When all is well, you’ll see the packages in your directory.

ubuntu@elk:~$ ls -l
total 16
drwxrwxr-x 7 ubuntu ubuntu 4096 Jul 16 15:59 elasticsearch-1.6.0
drwxrwxr-x 7 ubuntu ubuntu 4096 Jun 29 18:07 kibana-4.1.1-linux-x64
drwxrwxr-x 5 ubuntu ubuntu 4096 Jul 17 10:21 logstash-1.5.2

Don’t forget to also install Java in case you haven’t done so:

ubuntu@elk:~$ sudo add-apt-repository -y ppa:webupd8team/java
ubuntu@elk:~$ sudo apt-get update
ubuntu@elk:~$ sudo apt-get -y install oracle-java8-installer

In order to make things a bit easier later on, let’s also create a startup script:

ubuntu@elk:~$ cat startup.sh 
echo "----Starting ElasticSearch----"
cd ~/elasticsearch-1.6.0/
./bin/elasticsearch &

echo "----Starting Kibana----"
cd ~/kibana-4.1.1-linux-x64/
./bin/kibana &

echo "----Starting Logstash----"
cd ~/logstash-1.5.2/
./bin/logstash -f logstash-access.conf 

echo "----Finished booting the ELK stack"

The script obviously is not strictly necessary and can probably be improved dramatically, but for now it does the trick quite well.

If all goes well, you will see messages appearing like below:

ubuntu@elk:~/elasticsearch-1.6.0$ sudo ./bin/elasticsearch
[2015-07-17 11:46:42,569][INFO ][node                     ] [Mindworm] version[1.6.0], pid[3797], build[cdd3ac4/2015-06-09T13:36:34Z]
[2015-07-17 11:46:42,577][INFO ][node                     ] [Mindworm] initializing ...
[2015-07-17 11:46:42,581][INFO ][plugins                  ] [Mindworm] loaded [], sites []
[2015-07-17 11:46:42,664][INFO ][env                      ] [Mindworm] using [1] data paths, mounts [[/ (/dev/vda1)]], net usable_space [45.5gb], net total_space [49.1gb], types [ext4]
[2015-07-17 11:46:46,591][INFO ][node                     ] [Mindworm] initialized
[2015-07-17 11:46:46,592][INFO ][node                     ] [Mindworm] starting ...
[2015-07-17 11:46:46,876][INFO ][transport                ] [Mindworm] bound_address {inet[/0:0:0:0:0:0:0:0:9300]}, publish_address {inet[/]}
[2015-07-17 11:46:46,929][INFO ][discovery                ] [Mindworm] elasticsearch/pQUGKeJCT4CbNxjWZK33Jw
[2015-07-17 11:46:50,745][INFO ][cluster.service          ] [Mindworm] new_master [Mindworm][pQUGKeJCT4CbNxjWZK33Jw][elk][inet[/]], reason: zen-disco-join (elected_as_master)
[2015-07-17 11:46:50,811][INFO ][http                     ] [Mindworm] bound_address {inet[/0:0:0:0:0:0:0:0:9200]}, publish_address {inet[/]}

Let’s now also test if ElasticSearch is really running and available.
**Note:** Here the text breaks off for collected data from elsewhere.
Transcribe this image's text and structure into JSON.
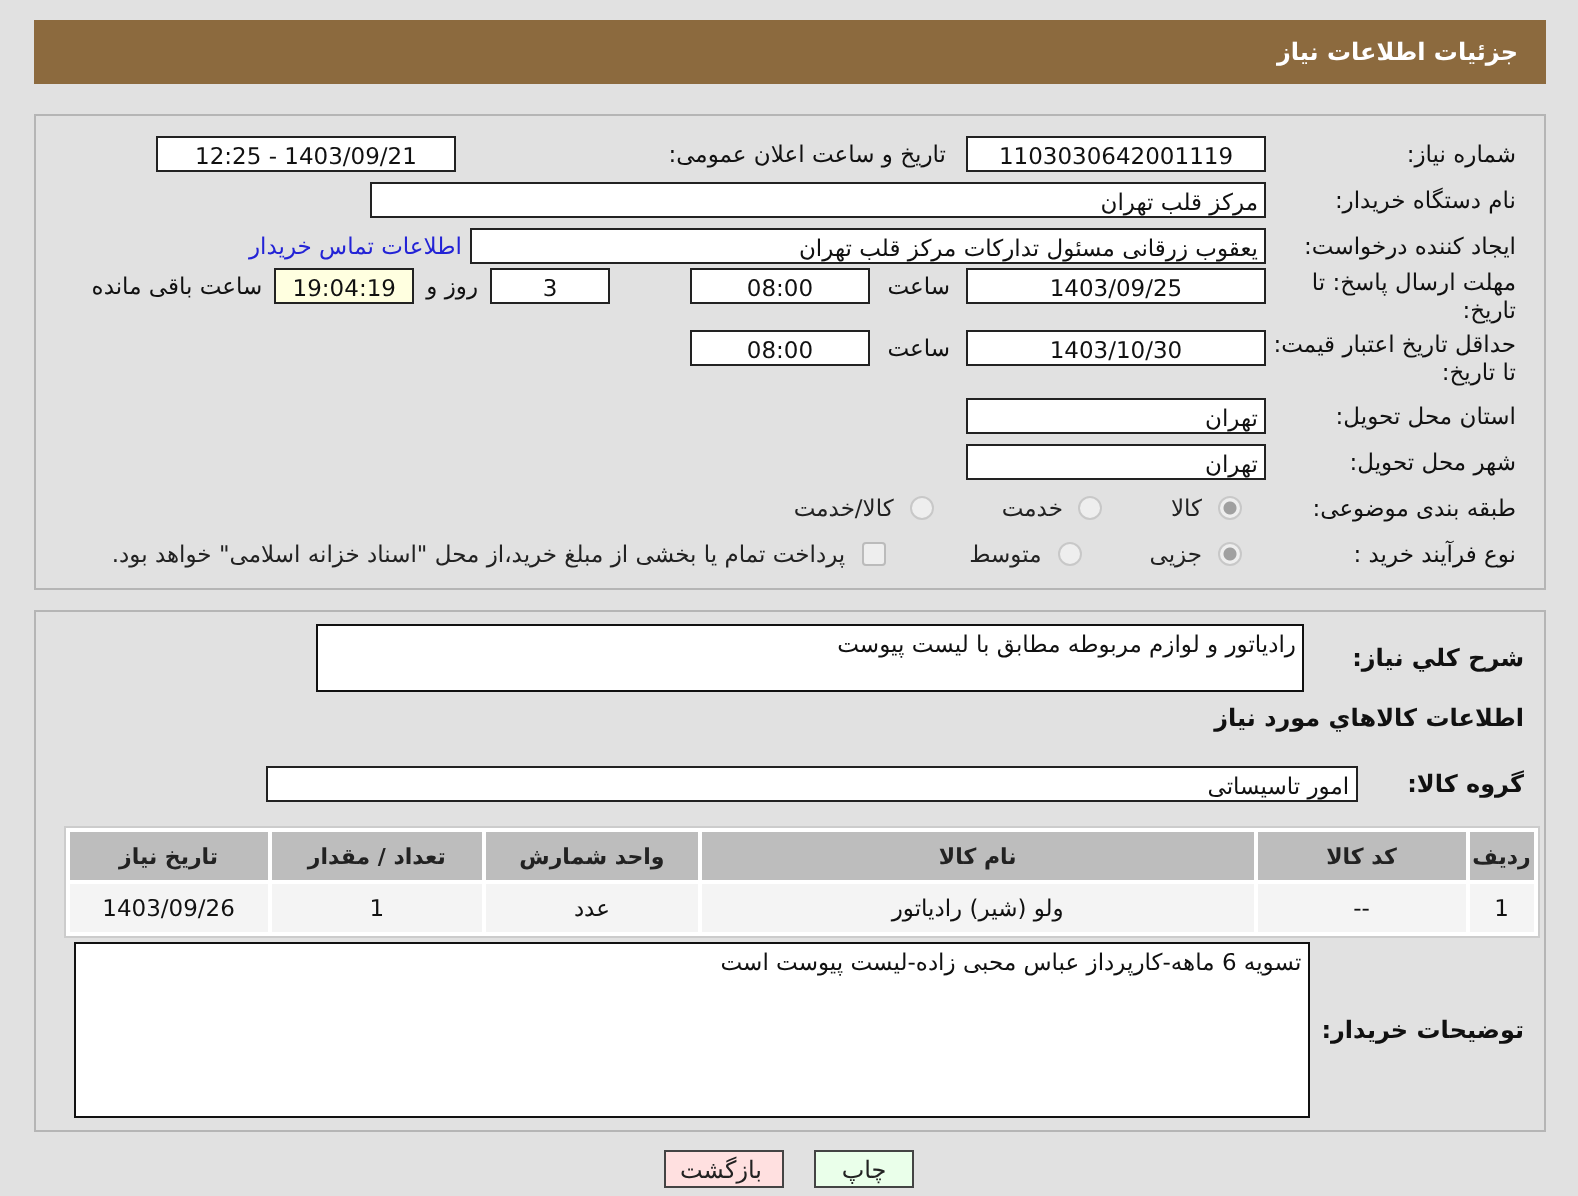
{
  "header": {
    "title": "جزئیات اطلاعات نیاز"
  },
  "details": {
    "need_number": {
      "label": "شماره نیاز:",
      "value": "1103030642001119"
    },
    "announce": {
      "label": "تاریخ و ساعت اعلان عمومی:",
      "value": "1403/09/21 - 12:25"
    },
    "buyer_org": {
      "label": "نام دستگاه خریدار:",
      "value": "مرکز قلب تهران"
    },
    "requester": {
      "label": "ایجاد کننده درخواست:",
      "value": "یعقوب زرقانی مسئول تدارکات مرکز قلب تهران",
      "link": "اطلاعات تماس خریدار"
    },
    "reply_deadline": {
      "label": "مهلت ارسال پاسخ: تا تاریخ:",
      "date": "1403/09/25",
      "time_label": "ساعت",
      "time": "08:00",
      "days": "3",
      "days_label": "روز و",
      "remaining": "19:04:19",
      "remaining_label": "ساعت باقی مانده"
    },
    "price_validity": {
      "label": "حداقل تاریخ اعتبار قیمت: تا تاریخ:",
      "date": "1403/10/30",
      "time_label": "ساعت",
      "time": "08:00"
    },
    "province": {
      "label": "استان محل تحویل:",
      "value": "تهران"
    },
    "city": {
      "label": "شهر محل تحویل:",
      "value": "تهران"
    },
    "category": {
      "label": "طبقه بندی موضوعی:",
      "options": [
        {
          "label": "کالا",
          "selected": true
        },
        {
          "label": "خدمت",
          "selected": false
        },
        {
          "label": "کالا/خدمت",
          "selected": false
        }
      ]
    },
    "process": {
      "label": "نوع فرآیند خرید :",
      "options": [
        {
          "label": "جزیی",
          "selected": true
        },
        {
          "label": "متوسط",
          "selected": false
        }
      ],
      "payment": {
        "label": "پرداخت تمام یا بخشی از مبلغ خرید،از محل \"اسناد خزانه اسلامی\" خواهد بود.",
        "checked": false
      }
    }
  },
  "goods": {
    "summary": {
      "label": "شرح کلي نياز:",
      "value": "رادیاتور و لوازم مربوطه مطابق با لیست پیوست"
    },
    "section_title": "اطلاعات کالاهاي مورد نياز",
    "group": {
      "label": "گروه کالا:",
      "value": "امور تاسیساتی"
    },
    "table": {
      "columns": [
        "رديف",
        "کد کالا",
        "نام کالا",
        "واحد شمارش",
        "تعداد / مقدار",
        "تاریخ نیاز"
      ],
      "rows": [
        [
          "1",
          "--",
          "ولو (شیر) رادیاتور",
          "عدد",
          "1",
          "1403/09/26"
        ]
      ]
    },
    "notes": {
      "label": "توضیحات خریدار:",
      "value": "تسویه 6 ماهه-کارپرداز عباس محبی زاده-لیست پیوست است"
    }
  },
  "buttons": [
    {
      "label": "چاپ",
      "kind": "print"
    },
    {
      "label": "بازگشت",
      "kind": "back"
    }
  ]
}
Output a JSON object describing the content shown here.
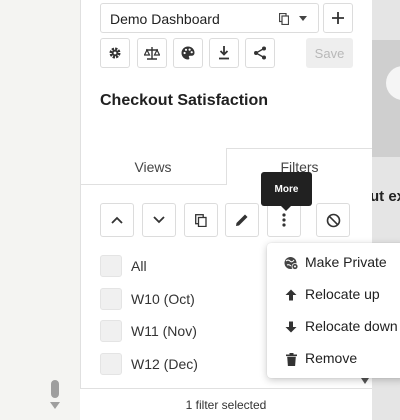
{
  "dashboard": {
    "selected": "Demo Dashboard",
    "save_label": "Save",
    "title": "Checkout Satisfaction"
  },
  "tabs": [
    {
      "label": "Views"
    },
    {
      "label": "Filters"
    }
  ],
  "tooltip": {
    "label": "More"
  },
  "background": {
    "partial_text": "ut ex"
  },
  "filters": [
    {
      "label": "All"
    },
    {
      "label": "W10 (Oct)"
    },
    {
      "label": "W11 (Nov)"
    },
    {
      "label": "W12 (Dec)"
    }
  ],
  "status": {
    "text": "1 filter selected"
  },
  "menu": {
    "items": [
      {
        "label": "Make Private",
        "icon": "make-private-icon"
      },
      {
        "label": "Relocate up",
        "icon": "arrow-up-icon"
      },
      {
        "label": "Relocate down",
        "icon": "arrow-down-icon"
      },
      {
        "label": "Remove",
        "icon": "trash-icon"
      }
    ]
  },
  "colors": {
    "accent": "#212121",
    "save_disabled": "#b8b8b8"
  }
}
Go to http://:9200. You will see something similar like below picture:


In order to reach Kibana, you’ll go to http://:5601. You will find a webpage with the Kibana logo which means you’re good to go! Note that you will have to configure an index first, but we’ll cover that in part 2 of this series.


You have now a full ELK stack up and running. In part 2 of this tutorial, we are going to configure ELK to monitor apache access log files and visualize then using Kibana.